247. Centipeda Loureiro, Fl. Cochinch. 2: 492. 1790.
石胡荽属 shi hu sui shu
Authors: Zhu Shi & Michael G. Gilbert
Myriogyne Lessing.
Annual or perennial herbs. Leaves alternate, entire or coarsely toothed. Capitula apparently axillary, solitary or in monochasial cymes, sometimes grouped into racemelike synflorescence, sessile or shortly pedunculate, heterogamous and discoid. Involucre small, hemispheric; phyllaries in 1 or 2 series, subequal, herbaceous, margins scarious. Receptacle flat or convex, naked. Marginal florets female, in several rows, fertile; corolla minute, tubular, obscurely 3-lobed, creamy white, pale yellow, green, or purplish. Disk florets few, bisexual; corolla campanulate, 4-lobed, similar in color, glabrous. Anthers obtuse at base. Style branches of disk florets short, truncate. Achenes scarcely compressed, obtusely 3- or 4-ribbed or -angled; corona absent.
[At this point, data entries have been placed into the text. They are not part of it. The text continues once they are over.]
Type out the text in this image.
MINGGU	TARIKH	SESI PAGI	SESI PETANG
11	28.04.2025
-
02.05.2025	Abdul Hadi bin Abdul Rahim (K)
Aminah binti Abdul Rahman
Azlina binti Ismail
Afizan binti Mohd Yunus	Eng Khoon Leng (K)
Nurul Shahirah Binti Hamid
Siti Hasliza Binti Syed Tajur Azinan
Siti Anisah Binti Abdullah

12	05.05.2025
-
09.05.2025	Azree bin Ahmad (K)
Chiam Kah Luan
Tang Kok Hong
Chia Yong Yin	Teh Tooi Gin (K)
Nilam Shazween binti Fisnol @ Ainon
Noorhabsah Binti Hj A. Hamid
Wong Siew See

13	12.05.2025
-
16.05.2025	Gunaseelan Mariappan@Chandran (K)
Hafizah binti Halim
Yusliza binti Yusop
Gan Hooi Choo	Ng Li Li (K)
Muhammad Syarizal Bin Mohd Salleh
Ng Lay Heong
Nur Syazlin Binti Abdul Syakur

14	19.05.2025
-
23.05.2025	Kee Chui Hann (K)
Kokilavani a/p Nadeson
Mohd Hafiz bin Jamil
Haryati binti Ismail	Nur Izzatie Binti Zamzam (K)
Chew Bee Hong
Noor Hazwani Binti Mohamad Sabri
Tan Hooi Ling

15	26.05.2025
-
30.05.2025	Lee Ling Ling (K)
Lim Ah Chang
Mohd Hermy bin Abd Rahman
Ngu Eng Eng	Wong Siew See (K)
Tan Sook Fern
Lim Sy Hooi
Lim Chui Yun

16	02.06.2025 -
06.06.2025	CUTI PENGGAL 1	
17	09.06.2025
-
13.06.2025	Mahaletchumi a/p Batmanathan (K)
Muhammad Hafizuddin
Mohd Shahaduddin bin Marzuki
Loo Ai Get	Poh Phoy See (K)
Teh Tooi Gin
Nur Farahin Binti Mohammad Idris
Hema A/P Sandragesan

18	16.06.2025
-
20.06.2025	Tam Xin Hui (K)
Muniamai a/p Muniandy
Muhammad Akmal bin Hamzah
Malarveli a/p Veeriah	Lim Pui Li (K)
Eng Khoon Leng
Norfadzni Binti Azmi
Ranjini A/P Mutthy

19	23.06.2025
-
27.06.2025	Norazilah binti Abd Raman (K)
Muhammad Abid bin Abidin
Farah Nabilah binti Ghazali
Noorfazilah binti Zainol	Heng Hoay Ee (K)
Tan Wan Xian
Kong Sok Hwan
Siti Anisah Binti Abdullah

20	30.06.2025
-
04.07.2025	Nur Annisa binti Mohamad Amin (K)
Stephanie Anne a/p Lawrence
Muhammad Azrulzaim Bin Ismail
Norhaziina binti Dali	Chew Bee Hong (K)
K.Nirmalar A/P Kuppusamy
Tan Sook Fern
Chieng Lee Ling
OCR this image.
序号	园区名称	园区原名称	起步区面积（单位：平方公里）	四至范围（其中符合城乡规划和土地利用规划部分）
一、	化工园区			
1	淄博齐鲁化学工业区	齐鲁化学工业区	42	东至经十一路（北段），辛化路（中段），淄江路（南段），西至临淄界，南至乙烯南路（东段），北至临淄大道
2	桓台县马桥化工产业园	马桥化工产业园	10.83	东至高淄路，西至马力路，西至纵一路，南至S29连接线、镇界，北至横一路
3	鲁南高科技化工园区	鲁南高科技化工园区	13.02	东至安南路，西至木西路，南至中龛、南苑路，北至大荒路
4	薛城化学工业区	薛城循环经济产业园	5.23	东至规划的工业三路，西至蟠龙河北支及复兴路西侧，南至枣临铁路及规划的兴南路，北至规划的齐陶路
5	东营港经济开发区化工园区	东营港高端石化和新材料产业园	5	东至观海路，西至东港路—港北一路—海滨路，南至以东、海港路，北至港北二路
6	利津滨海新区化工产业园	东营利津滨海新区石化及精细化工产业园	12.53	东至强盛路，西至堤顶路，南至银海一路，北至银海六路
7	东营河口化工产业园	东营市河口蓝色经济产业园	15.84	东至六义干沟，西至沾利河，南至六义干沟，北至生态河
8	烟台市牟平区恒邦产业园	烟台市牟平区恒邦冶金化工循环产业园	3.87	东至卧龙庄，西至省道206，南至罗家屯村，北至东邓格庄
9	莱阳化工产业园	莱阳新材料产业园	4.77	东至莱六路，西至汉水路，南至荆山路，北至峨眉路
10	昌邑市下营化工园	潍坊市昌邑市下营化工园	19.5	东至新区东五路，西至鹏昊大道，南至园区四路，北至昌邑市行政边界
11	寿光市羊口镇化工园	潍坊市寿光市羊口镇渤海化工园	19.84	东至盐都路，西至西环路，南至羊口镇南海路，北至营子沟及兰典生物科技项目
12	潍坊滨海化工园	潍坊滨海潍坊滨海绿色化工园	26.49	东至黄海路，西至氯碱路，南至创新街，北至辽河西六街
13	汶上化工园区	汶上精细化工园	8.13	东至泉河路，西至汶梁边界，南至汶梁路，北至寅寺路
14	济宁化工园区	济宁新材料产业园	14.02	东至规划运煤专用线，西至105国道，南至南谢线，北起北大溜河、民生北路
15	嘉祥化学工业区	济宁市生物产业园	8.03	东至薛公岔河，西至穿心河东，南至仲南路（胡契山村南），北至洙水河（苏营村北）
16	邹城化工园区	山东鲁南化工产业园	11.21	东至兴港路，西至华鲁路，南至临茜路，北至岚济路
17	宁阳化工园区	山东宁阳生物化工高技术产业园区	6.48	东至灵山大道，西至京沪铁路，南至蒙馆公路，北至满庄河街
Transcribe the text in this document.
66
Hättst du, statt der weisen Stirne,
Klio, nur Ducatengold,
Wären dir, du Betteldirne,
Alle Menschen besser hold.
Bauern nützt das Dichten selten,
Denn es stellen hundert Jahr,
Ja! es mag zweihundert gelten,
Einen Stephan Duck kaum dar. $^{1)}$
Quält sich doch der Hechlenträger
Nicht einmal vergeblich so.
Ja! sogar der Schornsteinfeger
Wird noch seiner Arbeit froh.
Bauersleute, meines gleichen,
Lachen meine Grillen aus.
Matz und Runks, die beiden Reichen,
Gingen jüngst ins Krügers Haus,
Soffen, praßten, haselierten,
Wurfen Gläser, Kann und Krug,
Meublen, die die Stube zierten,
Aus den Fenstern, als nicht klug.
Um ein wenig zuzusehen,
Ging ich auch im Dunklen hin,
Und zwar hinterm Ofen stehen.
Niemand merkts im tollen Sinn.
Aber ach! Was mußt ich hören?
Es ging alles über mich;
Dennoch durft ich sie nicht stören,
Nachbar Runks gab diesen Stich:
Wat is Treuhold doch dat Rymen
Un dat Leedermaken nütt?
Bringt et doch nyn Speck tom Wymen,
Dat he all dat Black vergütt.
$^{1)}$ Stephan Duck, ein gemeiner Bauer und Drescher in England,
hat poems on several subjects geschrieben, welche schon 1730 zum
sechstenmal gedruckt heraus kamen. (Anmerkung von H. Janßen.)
Ten species: all species in Australia and New Zealand, one species extending to South America, one species extending to Papua New Guinea, and one weedy species extending to Asia and the Pacific Islands, including China.
GENERA INCERTAE SEDIS
Centipeda superficially resembles Cotula in the Anthemideae, where it was placed in the treatment in FRPS (76(1): 132-133. 1983), but it differs in the synflorescence and in the tubular corollas of the female florets. K. Bremer and Humphries (Bull. Nat. Hist. Mus. London, Bot. 23: 161. 1993) suggested that it be placed in the Astereae, whereas N. G. Walsh (Muelleria 15: 33. 2001), in his revision of the genus, suggested that it might belong to the Astereae or Gnaphalieae. Panero (in Kadereit & C. Jeffrey, Fam. Gen. Vasc. Pl. 8: 399. 2007) placed it in its own subtribe within the Athroismeae on the basis of molecular data.